La Roumanie prendra le commandement de la MInusma fin juillet
Par Jean-Marc Bouazo
Publié le 01 février 2019 à 17:55 | mis à jour le 01 février 2019 à 21:26

Le ministre roumain des Affaires étrangères, Teodor-Viorel Melescanu, a annoncé jeudi à Ottawa que la Roumanie prendra la relève du Canada au sein de la Mission de paix des Nations-unies pour la stabilisation au Mali (MINUSMA), à la fin du déploiement le 31 juillet 2019

La Roumanie prendra le commandement de la MInusma fin juillet

Déployé pour un an à Gao, dans le Nord du Mali en juillet 2018, dans le cadre de la MINUSMA, le contingent canadien qui compte quelques 250 militaires avait annoncé, il y a quelques mois qu’il ne prorogerait pas son mandat qui s'achève le 31 juillet 2019.
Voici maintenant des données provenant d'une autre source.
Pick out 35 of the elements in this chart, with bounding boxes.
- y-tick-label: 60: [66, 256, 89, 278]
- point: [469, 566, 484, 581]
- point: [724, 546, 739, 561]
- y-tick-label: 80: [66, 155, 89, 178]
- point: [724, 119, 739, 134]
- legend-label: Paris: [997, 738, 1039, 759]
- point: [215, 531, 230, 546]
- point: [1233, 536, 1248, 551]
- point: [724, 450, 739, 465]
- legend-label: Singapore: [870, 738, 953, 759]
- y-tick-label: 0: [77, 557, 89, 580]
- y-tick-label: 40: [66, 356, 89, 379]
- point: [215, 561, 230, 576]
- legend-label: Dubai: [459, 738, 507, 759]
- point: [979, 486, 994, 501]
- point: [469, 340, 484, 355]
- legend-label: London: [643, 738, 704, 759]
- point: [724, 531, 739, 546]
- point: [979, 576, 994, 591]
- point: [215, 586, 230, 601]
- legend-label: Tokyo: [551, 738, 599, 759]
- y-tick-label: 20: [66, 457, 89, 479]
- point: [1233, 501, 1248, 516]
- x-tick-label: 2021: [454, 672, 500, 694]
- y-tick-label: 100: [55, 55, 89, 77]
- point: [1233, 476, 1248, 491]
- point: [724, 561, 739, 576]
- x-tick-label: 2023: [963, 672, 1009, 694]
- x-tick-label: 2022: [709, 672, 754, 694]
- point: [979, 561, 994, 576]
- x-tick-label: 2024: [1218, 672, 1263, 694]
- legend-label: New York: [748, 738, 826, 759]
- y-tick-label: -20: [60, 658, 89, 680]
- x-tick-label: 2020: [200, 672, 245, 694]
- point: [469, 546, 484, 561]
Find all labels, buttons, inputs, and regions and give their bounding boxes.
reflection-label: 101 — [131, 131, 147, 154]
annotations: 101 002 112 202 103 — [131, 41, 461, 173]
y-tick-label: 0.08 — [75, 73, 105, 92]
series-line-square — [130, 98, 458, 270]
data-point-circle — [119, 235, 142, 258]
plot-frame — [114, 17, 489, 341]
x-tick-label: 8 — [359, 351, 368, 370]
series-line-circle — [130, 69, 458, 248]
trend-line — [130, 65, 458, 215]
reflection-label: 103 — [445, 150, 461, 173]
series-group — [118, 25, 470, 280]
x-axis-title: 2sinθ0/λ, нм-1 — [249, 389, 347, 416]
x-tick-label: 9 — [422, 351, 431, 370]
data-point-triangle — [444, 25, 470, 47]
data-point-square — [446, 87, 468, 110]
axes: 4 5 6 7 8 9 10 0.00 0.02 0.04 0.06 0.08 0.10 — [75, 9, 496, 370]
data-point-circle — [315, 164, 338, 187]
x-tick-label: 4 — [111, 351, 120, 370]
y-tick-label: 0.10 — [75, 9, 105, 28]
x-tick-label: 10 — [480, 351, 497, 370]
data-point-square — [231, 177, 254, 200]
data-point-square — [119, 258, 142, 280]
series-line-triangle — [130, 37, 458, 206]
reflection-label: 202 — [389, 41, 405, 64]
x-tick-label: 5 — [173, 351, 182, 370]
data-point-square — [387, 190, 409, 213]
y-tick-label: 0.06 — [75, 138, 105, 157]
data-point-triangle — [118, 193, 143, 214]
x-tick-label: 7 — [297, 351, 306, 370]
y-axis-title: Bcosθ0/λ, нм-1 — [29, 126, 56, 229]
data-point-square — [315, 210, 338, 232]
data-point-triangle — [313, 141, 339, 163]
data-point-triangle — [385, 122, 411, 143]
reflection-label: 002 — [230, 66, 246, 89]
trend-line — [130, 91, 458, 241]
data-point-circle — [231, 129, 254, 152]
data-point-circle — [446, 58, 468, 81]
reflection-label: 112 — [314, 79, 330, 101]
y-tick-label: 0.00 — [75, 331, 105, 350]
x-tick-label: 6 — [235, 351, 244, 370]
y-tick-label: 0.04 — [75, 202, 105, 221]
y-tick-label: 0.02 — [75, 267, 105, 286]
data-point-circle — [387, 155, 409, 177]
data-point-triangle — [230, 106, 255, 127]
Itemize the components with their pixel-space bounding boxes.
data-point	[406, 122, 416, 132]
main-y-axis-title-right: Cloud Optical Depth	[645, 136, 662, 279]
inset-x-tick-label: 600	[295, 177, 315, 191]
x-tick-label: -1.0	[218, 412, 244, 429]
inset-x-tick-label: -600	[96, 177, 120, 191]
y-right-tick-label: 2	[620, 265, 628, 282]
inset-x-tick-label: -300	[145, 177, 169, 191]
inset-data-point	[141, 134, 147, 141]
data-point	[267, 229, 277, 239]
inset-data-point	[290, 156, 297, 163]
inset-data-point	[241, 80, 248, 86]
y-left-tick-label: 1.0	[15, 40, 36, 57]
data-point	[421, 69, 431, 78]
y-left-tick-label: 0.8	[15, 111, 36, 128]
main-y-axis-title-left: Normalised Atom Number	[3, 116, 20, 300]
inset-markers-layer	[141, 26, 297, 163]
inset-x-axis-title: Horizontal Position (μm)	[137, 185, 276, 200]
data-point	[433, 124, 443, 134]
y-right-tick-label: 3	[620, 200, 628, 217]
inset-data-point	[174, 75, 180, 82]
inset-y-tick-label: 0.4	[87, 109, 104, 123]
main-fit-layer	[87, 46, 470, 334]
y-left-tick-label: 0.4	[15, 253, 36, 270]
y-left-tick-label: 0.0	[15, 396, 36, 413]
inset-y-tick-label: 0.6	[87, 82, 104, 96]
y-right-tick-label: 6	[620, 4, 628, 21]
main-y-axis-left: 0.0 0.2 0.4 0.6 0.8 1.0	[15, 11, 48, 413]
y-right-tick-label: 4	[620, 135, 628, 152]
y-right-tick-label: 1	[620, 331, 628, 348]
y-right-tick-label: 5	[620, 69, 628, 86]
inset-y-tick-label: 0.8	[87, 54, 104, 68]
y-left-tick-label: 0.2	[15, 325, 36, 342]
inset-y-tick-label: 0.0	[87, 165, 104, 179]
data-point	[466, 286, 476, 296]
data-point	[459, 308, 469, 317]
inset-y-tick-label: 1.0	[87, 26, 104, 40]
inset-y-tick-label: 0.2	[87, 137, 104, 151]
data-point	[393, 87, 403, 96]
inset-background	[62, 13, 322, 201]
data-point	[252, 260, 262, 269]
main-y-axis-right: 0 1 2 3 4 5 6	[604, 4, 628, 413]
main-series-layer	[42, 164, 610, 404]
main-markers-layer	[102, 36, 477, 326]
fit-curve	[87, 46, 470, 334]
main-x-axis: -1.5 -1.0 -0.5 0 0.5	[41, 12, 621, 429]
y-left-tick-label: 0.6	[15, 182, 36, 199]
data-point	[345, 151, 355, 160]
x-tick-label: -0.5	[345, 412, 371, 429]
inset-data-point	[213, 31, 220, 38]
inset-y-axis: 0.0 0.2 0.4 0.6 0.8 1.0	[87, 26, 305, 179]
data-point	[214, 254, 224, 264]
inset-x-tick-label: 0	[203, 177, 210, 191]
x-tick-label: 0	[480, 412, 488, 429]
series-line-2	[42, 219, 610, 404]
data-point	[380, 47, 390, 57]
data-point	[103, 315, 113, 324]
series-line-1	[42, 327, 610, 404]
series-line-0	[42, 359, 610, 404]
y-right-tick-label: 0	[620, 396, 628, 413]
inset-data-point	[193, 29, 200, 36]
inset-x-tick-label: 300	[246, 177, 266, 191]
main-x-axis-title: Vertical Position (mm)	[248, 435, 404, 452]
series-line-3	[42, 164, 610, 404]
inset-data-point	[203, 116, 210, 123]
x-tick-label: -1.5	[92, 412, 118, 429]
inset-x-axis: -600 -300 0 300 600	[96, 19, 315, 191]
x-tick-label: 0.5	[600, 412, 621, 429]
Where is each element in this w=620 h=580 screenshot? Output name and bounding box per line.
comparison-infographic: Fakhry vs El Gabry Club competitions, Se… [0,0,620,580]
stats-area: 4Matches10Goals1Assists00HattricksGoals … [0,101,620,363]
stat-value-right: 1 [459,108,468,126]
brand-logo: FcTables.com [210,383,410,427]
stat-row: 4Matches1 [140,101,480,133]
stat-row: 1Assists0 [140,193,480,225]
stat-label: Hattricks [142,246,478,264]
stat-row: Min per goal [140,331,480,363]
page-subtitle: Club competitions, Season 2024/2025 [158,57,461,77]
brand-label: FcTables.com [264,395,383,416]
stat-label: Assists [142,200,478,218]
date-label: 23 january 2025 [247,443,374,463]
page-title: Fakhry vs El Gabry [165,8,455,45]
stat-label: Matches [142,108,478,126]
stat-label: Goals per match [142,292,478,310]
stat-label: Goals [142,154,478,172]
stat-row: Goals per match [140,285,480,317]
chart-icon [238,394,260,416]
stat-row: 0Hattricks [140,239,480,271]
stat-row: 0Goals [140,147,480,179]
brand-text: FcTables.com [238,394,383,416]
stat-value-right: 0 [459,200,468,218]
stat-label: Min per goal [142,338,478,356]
"L’engagement de la Roumanie à remplacer le Canada (qui fournit une capacité cruciale d’évacuation médicale, de logistique et de transport pour les Nations-unies à partir de Gao, dans le nord du Mali) est un exemple de la coopération continue et étroite entre alliés de l’OTAN", a indiqué la ministre canadienne des Affaires étrangères Chrystia Freeland.

"Cette coopération donne aux Nations-unies des capacités essentielles et s’inscrit dans le cadre de l’approche des +engagements conjoints + qui garantit que les contributions des pays correspondent aux besoins réels sur le terrain", a-t-elle expliqué.

Lors de sa prise de fonction en juillet 2019, le Canada fournira des hélicoptères de transport à la MINUSMA, a fait savoir Mme Freeland, ajoutant que "la Roumanie est fière de coopérer avec le Canada et d’autres proches partenaires afin d’apporter une contribution substantielle et efficace à une mission très importante des Nations-Unies".

Forte de près de 14.000 militaires et policiers, la force de la MINUSMA a été déployée au Mali en 2013, après le coup d’Etat de 2012 et l’occupation djihadistes de la moitié Nord du pays.


En presque six ans de présence au Mali, cette force a perdu près de 180 soldats, selon les Nations-unies, dont 10 issus du contingent tchadien ont été tués, il y a deux semaines, dans une violente attaque djihadiste à Aguelhok, dans la région de Mopti, au Centre du pays.

Le personnel militaire et policier de la MINUSMA est fourni par près de 60 pays, dont les nombres les plus importants proviennent du Burkina Faso, du Tchad, du Bangladesh, du Sénégal, du Togo, de la Guinée et du Niger.